La "sécurité", c'est pourtant l'une des grandes promesses de l'entreprise. La raison pour laquelle autant d'utilisatrices choisissent Uber plutôt que de risquer "une mauvaise rencontre" le soir - même quand il s'agit de très courts trajets. Mais en connaissance de ces histoires, les passagères doivent désormais être vigilantes, tout le temps. "Certaines filles qui m'écrivent me disent que pour éviter que les chauffeurs conservent leur adresse, elles ne se font jamais déposer devant chez elles ! C'est grave. On en arrive à mettre en place des stratégies d'évitement alors que c'est un service qui est censé nous protéger", s'indigne Anne Toumazoff.
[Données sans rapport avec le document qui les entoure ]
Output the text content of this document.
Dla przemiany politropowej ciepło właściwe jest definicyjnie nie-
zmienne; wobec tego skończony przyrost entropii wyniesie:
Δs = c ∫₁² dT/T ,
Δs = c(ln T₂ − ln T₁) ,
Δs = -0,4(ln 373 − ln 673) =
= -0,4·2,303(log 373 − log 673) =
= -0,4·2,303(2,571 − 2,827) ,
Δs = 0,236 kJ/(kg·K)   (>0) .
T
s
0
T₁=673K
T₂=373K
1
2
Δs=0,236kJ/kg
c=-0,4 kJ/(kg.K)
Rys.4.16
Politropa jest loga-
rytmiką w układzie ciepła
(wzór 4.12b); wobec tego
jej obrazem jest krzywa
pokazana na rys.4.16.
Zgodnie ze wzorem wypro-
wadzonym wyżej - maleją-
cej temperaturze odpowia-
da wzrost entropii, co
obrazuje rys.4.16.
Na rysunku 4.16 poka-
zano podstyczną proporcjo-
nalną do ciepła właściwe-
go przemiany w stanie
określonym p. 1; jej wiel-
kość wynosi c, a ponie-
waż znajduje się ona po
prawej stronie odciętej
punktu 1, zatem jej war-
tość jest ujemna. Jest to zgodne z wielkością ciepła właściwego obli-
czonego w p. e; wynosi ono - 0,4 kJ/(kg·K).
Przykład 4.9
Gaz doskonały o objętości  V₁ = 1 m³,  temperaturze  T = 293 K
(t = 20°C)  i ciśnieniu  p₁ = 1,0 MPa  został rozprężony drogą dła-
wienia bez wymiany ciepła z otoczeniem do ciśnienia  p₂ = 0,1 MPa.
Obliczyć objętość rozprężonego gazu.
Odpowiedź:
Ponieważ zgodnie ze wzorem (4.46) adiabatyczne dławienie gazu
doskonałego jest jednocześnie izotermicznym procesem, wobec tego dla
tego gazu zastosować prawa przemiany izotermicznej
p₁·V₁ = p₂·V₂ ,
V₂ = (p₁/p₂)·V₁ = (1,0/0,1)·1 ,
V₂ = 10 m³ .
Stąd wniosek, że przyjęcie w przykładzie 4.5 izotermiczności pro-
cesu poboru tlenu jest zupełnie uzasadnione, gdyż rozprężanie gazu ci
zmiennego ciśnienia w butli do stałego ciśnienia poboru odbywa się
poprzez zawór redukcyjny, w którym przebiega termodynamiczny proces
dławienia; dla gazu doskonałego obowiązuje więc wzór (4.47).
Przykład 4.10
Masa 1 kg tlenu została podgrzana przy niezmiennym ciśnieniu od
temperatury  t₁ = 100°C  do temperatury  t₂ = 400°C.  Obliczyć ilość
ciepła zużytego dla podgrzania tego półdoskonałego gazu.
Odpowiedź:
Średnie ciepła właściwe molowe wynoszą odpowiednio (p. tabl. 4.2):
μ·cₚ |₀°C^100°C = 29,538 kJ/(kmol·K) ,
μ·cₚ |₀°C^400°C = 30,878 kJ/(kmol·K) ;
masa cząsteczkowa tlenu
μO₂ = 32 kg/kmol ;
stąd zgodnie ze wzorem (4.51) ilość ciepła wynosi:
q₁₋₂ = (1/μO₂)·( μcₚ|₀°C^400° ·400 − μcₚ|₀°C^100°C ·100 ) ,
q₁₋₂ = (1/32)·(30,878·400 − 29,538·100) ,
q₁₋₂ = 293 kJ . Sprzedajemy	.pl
Parmi les témoignages que nous avons reçus chez Terrafemina, celui de Camille, 25 ans. Tout s'est passé l'été dernier. la jeune femme fait appel à un chauffeur Uber, en sortie de festival, à Vincennes, vers six, sept heures du matin. Un garçon l'accompagne alors. Camille hésite à rentrer avec ce dernier. Mais non, elle aimerait être "tranquille". Hélas, une fois son ami sorti de la voiture, il ne faut pas longtemps au chauffeur pour interroger sa passagère. Le tutoiement est spontané et les propos, de plus en plus "déplacés". "Le chauffeur commence la conversation sur : 'Tu rentres pas avec lui ?'. Je lui explique que non, qu'on a bien rigolé, mais que j'ai envie de dormir. Il me répond : 'Il te faut quelqu'un pour terminer ta soirée'. Je réponds encore : 'Non'. Et là, les allusions sexuelles arrivent très vite", se remémore Camille.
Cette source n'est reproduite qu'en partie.